Quattro ragazzi, un gatto, un viaggio per l’Italia – con tappa finale nella Roma giubilare – e le storie di alcuni santi da scoprire: sono queste le premesse di On the road, il sussidio per le attività del Grest elaborato dalla Pastorale Giovanile diocesana per quest’estate.
Verso il Giubileo, la storia di quattro ragazzi. Ma andiamo con ordine. Tutto inizia diversi mesi fa: «Si è partiti da quanto è emerso dalle esperienze delle parrocchie l’anno scorso» racconta don Riccardo Redigolo, direttore degli Uffici diocesani di Pastorale giovanile e dei ragazzi, presentando il sussidio nel pomeriggio di domenica 6 aprile, a margine di un’intensa e partecipata giornata di formazione per gli animatori tenutasi presso l’Istituto Berna di Mestre (nella foto di apertura, ndr). Ci si è presi «tempo e coraggio, senza fretta, per mettersi nelle condizioni di poter leggere le necessità».
Allo stesso tempo, c’era la volontà di accompagnare e arricchire l’esperienza di partecipazione al Giubileo, «perché non sia un momento unico ed isolato, ma una tappa di un percorso», ha sottolineato Chiara Prosperi, una dei membri dell’équipe della Pastorale Giovanile che si è occupata della ideazione e della realizzazione dei materiali.
Avendo così come punto di partenza le nuove necessità ed esigenze emerse dalle consultazioni e avendo presente l’appuntamento del Giubileo, con l’imperativo «incamminiamoci, muoviamoci assieme verso il comune obiettivo estivo del Giubileo» è nata la storia di Marco, Alvise, Sara, Alice.
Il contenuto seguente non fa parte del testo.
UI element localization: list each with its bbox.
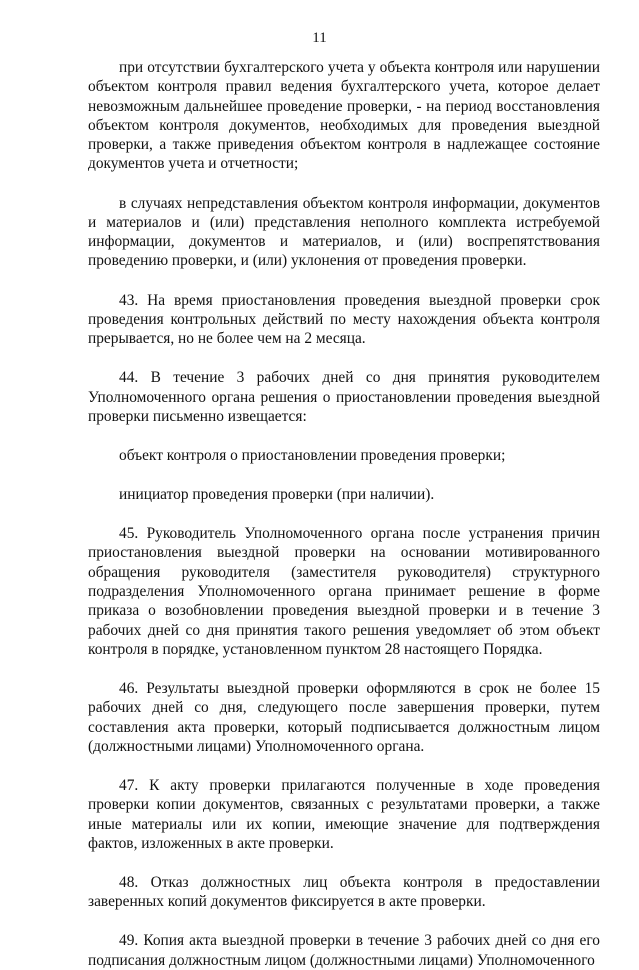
paragraph-notify-initiator: инициатор проведения проверки (при наличии). [119,486,435,504]
page-number: 11 [312,30,327,46]
paragraph-43: 43. На время приостановления проведения выездной проверки срок проведения контрольных действий по месту нахождения объекта контроля прерывается, но не более чем на 2 месяца. [88,291,600,348]
document-body [88,58,600,970]
paragraph-44: 44. В течение 3 рабочих дней со дня принятия руководителем Уполномоченного органа решения о приостановлении проведения выездной проверки письменно извещается: [88,369,600,425]
paragraph-45: 45. Руководитель Уполномоченного органа после устранения причин приостановления выездной проверки на основании мотивированного обращения руководителя (заместителя руководителя) структурного подразделения Уполномоченного органа принимает решение в форме приказа о возобновлении проведения выездной проверки и в течение 3 рабочих дней со дня принятия такого решения уведомляет об этом объект контроля в порядке, установленном пунктом 28 настоящего Порядка. [88,525,600,658]
paragraph-48: 48. Отказ должностных лиц объекта контроля в предоставлении заверенных копий документов фиксируется в акте проверки. [88,873,600,911]
paragraph-no-accounting: при отсутствии бухгалтерского учета у объекта контроля или нарушении объектом контроля правил ведения бухгалтерского учета, которое делает невозможным дальнейшее проведение проверки, - на период восстановления объектом контроля документов, необходимых для проведения выездной проверки, а также приведения объектом контроля в надлежащее состояние документов учета и отчетности; [88,59,600,173]
paragraph-notify-object: объект контроля о приостановлении проведения проверки; [119,446,506,464]
paragraph-non-submission: в случаях непредставления объектом контроля информации, документов и материалов и (или) представления неполного комплекта истребуемой информации, документов и материалов, и (или) воспрепятствования проведению проверки, и (или) уклонения от проведения проверки. [88,194,600,270]
paragraph-46: 46. Результаты выездной проверки оформляются в срок не более 15 рабочих дней со дня, следующего после завершения проверки, путем составления акта проверки, который подписывается должностным лицом (должностными лицами) Уполномоченного органа. [88,680,600,755]
paragraph-47: 47. К акту проверки прилагаются полученные в ходе проведения проверки копии документов, связанных с результатами проверки, а также иные материалы или их копии, имеющие значение для подтверждения фактов, изложенных в акте проверки. [88,776,600,852]
paragraph-49: 49. Копия акта выездной проверки в течение 3 рабочих дней со дня его подписания должностным лицом (должностными лицами) Уполномоченного [88,932,600,969]
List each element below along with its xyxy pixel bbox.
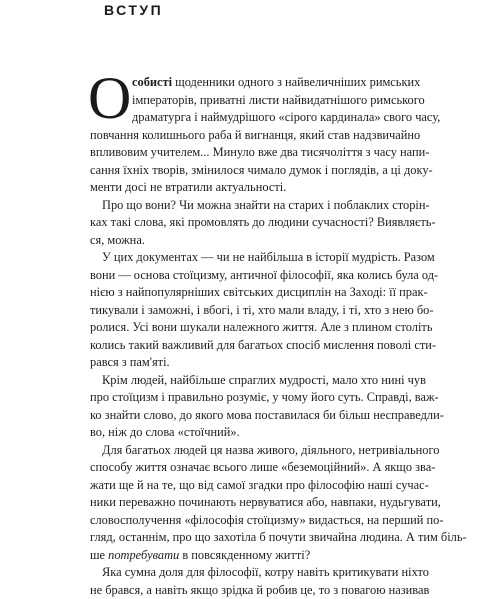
line-text: імператорів, приватні листи найвидатнішого римського [132,93,425,107]
italic-word: потребувати [108,548,179,562]
paragraph [90,249,406,372]
text-line [90,582,406,599]
line-text: сання їхніх творів, змінилося чимало думок і поглядів, а ці доку- [90,163,433,177]
line-text: во, ніж до слова «стоїчний». [90,425,240,439]
text-line [90,547,406,565]
line-text: повчання колишнього раба й вигнанця, який став надзвичайно [90,128,420,142]
text-line [90,564,406,582]
line-text: рався з пам'яті. [90,355,170,369]
text-line [90,179,406,197]
line-text: ках такі слова, які промовлять до людини сучасності? Виявляєть- [90,215,436,229]
text-line [90,249,406,267]
text-line [90,529,406,547]
drop-cap: О [88,68,131,128]
text-line [90,459,406,477]
line-text: впливовим учителем... Минуло вже два тисячоліття з часу напи- [90,145,429,159]
line-text: про стоїцизм і правильно розуміє, у чому його суть. Справді, важ- [90,390,439,404]
text-line [90,477,406,495]
text-line [90,109,406,127]
line-text: У цих документах — чи не найбільша в історії мудрість. Разом [102,250,435,264]
text-line [90,354,406,372]
text-line [90,284,406,302]
line-text: не брався, а навіть якщо зрідка й робив це, то з повагою називав [90,583,429,597]
line-text: тикували і заможні, і вбогі, і ті, хто мали владу, і ті, хто з нею бо- [90,303,433,317]
paragraph [90,564,406,599]
text-line [90,389,406,407]
text-line [90,337,406,355]
text-line [90,74,406,92]
line-text: ролися. Усі вони шукали належного життя. Але з плином століть [90,320,432,334]
body-text [90,74,406,599]
line-text: ко знайти слово, до якого мова поставилася би більш несправедли- [90,408,444,422]
text-line [90,512,406,530]
line-text: менти досі не втратили актуальності. [90,180,286,194]
text-line [90,197,406,215]
line-text: колись такий важливий для багатьох спосіб мислення поволі сти- [90,338,436,352]
text-line [90,442,406,460]
text-line [90,232,406,250]
line-text: жати ще й на те, що від самої згадки про філософію наші сучас- [90,478,429,492]
paragraph [90,372,406,442]
line-text: Крім людей, найбільше спраглих мудрості, мало хто нині чув [102,373,426,387]
text-line [90,372,406,390]
line-text: ники переважно починають нервуватися або, навпаки, нудьгувати, [90,495,441,509]
text-line [90,319,406,337]
line-text: Для багатьох людей ця назва живого, діяльного, нетривіального [102,443,439,457]
text-line [90,127,406,145]
text-line [90,267,406,285]
paragraph [90,442,406,565]
line-text: вони — основа стоїцизму, античної філософії, яка колись була од- [90,268,438,282]
text-line [90,407,406,425]
line-text: Про що вони? Чи можна знайти на старих і поблаклих сторін- [102,198,430,212]
line-text: ше [90,548,108,562]
text-line [90,494,406,512]
text-line [90,144,406,162]
text-line [90,92,406,110]
chapter-title: ВСТУП [104,2,163,18]
text-line [90,214,406,232]
line-text: словосполучення «філософія стоїцизму» видасться, на перший по- [90,513,443,527]
bold-word: собисті [132,75,172,89]
paragraph [90,74,406,197]
line-text: способу життя означає всього лише «беземоційний». А якщо зва- [90,460,435,474]
line-text: драматурга і наймудрішого «сірого кардинала» свого часу, [132,110,440,124]
line-text: ся, можна. [90,233,145,247]
line-text: в повсякденному житті? [179,548,310,562]
text-line [90,424,406,442]
line-text: щоденники одного з найвеличніших римських [172,75,420,89]
line-text: Яка сумна доля для філософії, котру навіть критикувати ніхто [102,565,429,579]
line-text: гляд, останнім, про що захотіла б почути звичайна людина. А тим біль- [90,530,467,544]
paragraph [90,197,406,250]
text-line [90,302,406,320]
text-line [90,162,406,180]
line-text: нією з найпопулярніших світських дисциплін на Заході: її прак- [90,285,428,299]
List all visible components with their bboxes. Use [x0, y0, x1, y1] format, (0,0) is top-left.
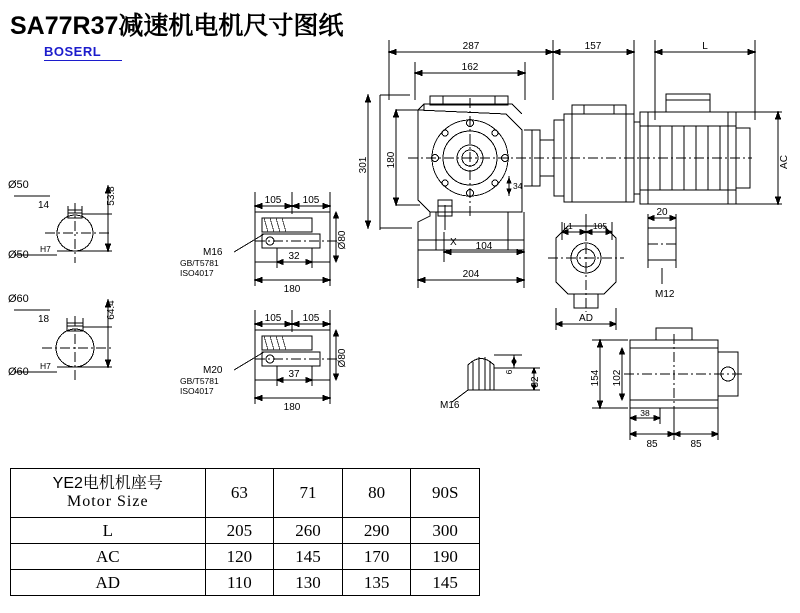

Questi quattro ragazzi, annoiati e delusi dalla loro Venezia, che è presa d’assalto da un turismo barbaro e spregiudicato (l’ambientazione è ai giorni nostri), un giorno trovano una mappa misteriosa. Vinti da una sana curiosità, decidono di mettersi in cammino, allargando il gruppo anche a “Gatto Micio”, che presto si scoprirà non solo capace di parola, ma anche di pungente ironia. Iniziando, per l’appunto, da Venezia, visiteranno Torino, Ferrara, Assisi e Roma, alla scoperta dei loro santi: «Un viaggio nel tempo e nello spazio per ritrovare l’arte del camminare senza stancarsi, che può arrivare solo in un modo: sperando nel Signore».
Con Gabry Ponte, Gianni Morandi e molti talenti. Quanto ai materiali, il sussidio comprende la storia e la sceneggiatura (sviluppate in 5 settimane, ma disponibili in versione accorciata, con 10 episodi), inno e balli (nello specifico, due nuove coreografie di canzoni recenti, Tutta l’Italia di Gabry Ponte e Apri tutte le porte di Gianni Morandi, in tema viaggio per il Belpaese e Giubileo), delle proposte di giochi, degli spunti per la preghiera e, infine, le magliette. Tutti i contenuti sono disponibili nell’applicazione della Pastorale Giovanile, PGVE.
In conclusione dell’incontro, ribadito che il prodotto finale è stato frutto di una prospera collaborazione tra molte persone, «un coinvolgimento di talenti», sono stati ringraziati «tutti i giovani che si sono messi a disposizione e a servizio».